Sekali lagi bahasa politik itu mesti menyegarkan, berpantun ria, tidak boleh menjelekkan siapapun. Memakai bahasa positif. Di politik, untuk mengobarkan semangat perjuangan, biasanya memakai bahasa yang heroik : perang, berjuang sampai tetes darah penghabisan, dan lainnya. Tafsirannya jangan dimaknai secara harfiah dong boss he he he.
Sistem demokrasi konstitusional melalui pelaksanaan pemilu itu harus tetap dijaga. Mungkin saja saudara Rizal salah baca Konstitusi.
Di Pasal 10 UUD RI 1945 menyatakan “Presiden memegang kekuasaan yang tertinggi atas AD, AL, dan AU”. Jadi panglima tertinggi itu presiden. Bang Zulhas tidak salah, he he..

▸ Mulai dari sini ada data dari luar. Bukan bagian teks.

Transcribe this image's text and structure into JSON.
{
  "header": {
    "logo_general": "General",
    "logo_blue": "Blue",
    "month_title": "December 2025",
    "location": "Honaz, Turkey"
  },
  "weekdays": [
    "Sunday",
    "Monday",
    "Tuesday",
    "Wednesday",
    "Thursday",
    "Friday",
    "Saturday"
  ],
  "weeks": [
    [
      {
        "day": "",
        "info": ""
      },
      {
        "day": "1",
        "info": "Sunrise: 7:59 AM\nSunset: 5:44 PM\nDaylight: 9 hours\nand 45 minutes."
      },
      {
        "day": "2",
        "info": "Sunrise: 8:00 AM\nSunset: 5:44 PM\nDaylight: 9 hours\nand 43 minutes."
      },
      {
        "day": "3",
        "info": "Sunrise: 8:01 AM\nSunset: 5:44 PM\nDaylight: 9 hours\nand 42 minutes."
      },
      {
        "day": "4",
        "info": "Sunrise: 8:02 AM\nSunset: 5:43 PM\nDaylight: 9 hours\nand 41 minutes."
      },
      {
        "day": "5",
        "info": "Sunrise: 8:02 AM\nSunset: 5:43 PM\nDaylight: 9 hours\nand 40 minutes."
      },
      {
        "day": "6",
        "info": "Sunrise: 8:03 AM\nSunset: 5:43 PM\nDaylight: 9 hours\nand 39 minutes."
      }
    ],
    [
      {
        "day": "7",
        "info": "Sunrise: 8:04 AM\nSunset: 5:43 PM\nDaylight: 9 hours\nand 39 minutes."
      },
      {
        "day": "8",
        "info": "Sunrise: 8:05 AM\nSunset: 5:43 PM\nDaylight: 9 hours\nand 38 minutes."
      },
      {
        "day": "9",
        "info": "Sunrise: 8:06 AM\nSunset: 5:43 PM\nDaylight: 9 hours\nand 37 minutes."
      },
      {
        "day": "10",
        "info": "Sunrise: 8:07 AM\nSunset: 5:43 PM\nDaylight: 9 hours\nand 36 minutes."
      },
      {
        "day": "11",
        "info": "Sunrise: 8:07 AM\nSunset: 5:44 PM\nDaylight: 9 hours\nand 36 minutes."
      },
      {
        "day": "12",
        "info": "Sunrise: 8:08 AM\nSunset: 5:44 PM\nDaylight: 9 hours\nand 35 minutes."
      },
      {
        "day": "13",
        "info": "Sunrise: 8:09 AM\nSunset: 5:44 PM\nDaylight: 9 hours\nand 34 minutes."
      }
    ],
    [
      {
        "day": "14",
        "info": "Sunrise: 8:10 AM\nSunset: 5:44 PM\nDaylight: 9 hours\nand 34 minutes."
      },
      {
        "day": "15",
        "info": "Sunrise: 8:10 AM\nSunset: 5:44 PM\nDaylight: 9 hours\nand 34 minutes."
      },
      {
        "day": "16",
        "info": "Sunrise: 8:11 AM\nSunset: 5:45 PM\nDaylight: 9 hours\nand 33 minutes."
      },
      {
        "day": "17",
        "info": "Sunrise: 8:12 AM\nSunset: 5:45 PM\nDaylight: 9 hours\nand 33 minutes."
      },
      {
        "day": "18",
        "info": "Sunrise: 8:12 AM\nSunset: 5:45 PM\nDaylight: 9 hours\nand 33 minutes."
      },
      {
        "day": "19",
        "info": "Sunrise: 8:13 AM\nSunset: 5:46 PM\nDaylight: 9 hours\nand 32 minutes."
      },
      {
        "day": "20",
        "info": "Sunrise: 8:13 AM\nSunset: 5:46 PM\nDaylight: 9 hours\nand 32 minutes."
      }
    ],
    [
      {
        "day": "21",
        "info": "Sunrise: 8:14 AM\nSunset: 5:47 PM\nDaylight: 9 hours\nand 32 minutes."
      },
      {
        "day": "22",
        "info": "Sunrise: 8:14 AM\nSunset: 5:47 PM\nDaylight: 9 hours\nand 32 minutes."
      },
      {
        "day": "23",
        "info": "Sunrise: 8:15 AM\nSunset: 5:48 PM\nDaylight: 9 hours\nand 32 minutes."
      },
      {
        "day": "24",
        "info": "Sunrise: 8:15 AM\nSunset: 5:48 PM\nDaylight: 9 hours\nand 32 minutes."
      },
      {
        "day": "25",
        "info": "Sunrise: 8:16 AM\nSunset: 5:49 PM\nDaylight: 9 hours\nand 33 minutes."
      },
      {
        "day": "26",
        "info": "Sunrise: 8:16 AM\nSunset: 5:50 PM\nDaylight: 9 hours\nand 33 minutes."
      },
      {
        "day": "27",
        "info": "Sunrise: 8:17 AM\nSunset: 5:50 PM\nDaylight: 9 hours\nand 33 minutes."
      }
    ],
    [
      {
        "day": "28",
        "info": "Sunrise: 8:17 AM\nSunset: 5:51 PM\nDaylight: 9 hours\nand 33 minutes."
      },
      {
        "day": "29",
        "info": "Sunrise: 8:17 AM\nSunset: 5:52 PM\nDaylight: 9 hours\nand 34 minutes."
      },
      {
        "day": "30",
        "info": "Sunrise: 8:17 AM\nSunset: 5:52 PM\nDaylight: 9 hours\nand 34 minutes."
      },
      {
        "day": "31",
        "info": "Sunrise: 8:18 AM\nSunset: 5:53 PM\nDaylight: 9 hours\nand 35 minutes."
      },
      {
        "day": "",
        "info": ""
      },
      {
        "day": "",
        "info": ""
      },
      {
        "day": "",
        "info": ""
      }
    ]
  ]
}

Tanggung jawab penggunaan kekuatan TNI berada pada Panglima TNI, tetapi Panglima TNI bertanggung jawab kepada presiden (hayo ini di Undang-undang apa) he he..
Yang ketiga.
Seorang pengamat yang canggih itu harus dapat memadukan analisisnya ketika melihat panggung depan politik dan substansi panggung belakang politik. Jika hanya melihat, membaca, dan memiliki kedangkalan informasi, ditambah dengan kebusukan hati, maka seorang pengamat akan tersesat di jalan yang terang, he he..
Seakan-akan benar jalannya. Tapi sesungguhnya ia termasuk orang-orang yang tersesat.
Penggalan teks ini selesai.